Results can be referenced in dependency prompt templates:

{{ index .Deps "task-a" "Results" "branch" }}

The /kelos/kelos-capture binary is included in all reference images and handles this automatically. Custom images should either:

  1. Include the binary and call it after the agent exits, or
  2. Emit the markers directly from their entrypoint.

The entrypoint must not use exec to run the agent, so that the capture step runs after the agent exits.

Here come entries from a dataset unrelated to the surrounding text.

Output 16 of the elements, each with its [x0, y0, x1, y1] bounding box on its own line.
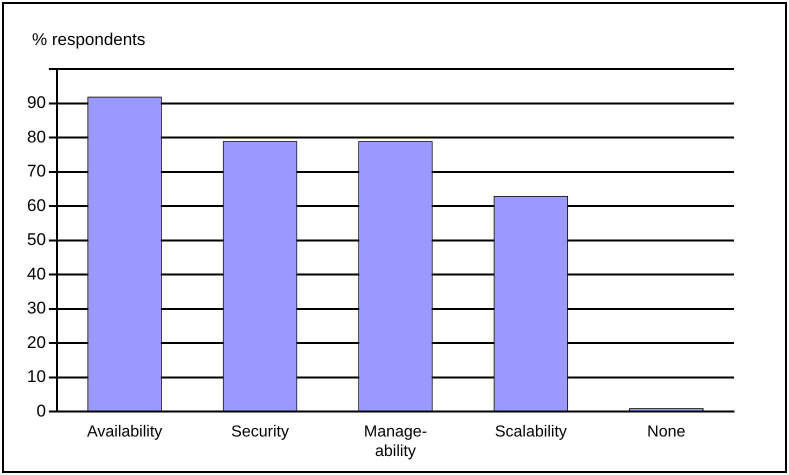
- y-tick-label: 30: [26, 298, 46, 318]
- x-tick-label: Scalability: [494, 424, 567, 441]
- y-tick-label: 70: [26, 162, 46, 181]
- y-tick-label: 20: [26, 332, 46, 352]
- y-tick-label: 60: [26, 196, 46, 215]
- x-tick-label: Security: [231, 424, 289, 441]
- y-tick-label: 90: [26, 93, 46, 112]
- x-tick-label: Manage-ability: [364, 424, 428, 460]
- x-tick-label: Availability: [86, 424, 162, 441]
- y-tick-label: 80: [26, 127, 46, 146]
- y-tick-label: 40: [26, 264, 46, 284]
- y-tick-label: 50: [26, 230, 46, 250]
- x-tick-label: None: [647, 424, 686, 441]
- y-tick-label: 10: [26, 367, 46, 386]
- y-tick-label: 0: [36, 401, 46, 420]
- y-axis-title: % respondents: [32, 30, 146, 50]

Use the following pattern:

<agent> "${ARGS[@]}" | tee /tmp/agent-output.jsonl
AGENT_EXIT_CODE=${PIPESTATUS[0]}

/kelos/kelos-capture

exit $AGENT_EXIT_CODE

The tee command copies the agent's stdout to /tmp/agent-output.jsonl so that kelos-capture can extract token usage or cost information. PIPESTATUS[0] captures the agent's exit code correctly with set -uo pipefail.

Also use set -uo pipefail (without -e) so the capture script runs even if the agent exits non-zero.

Reference implementations

  • claude-code/kelos_entrypoint.sh — wraps the claude CLI (Anthropic Claude Code).
  • codex/kelos_entrypoint.sh — wraps the codex CLI (OpenAI Codex).
  • gemini/kelos_entrypoint.sh — wraps the gemini CLI (Google Gemini).
  • opencode/kelos_entrypoint.sh — wraps the opencode CLI (OpenCode).
  • cursor/kelos_entrypoint.sh — wraps the agent CLI (Cursor).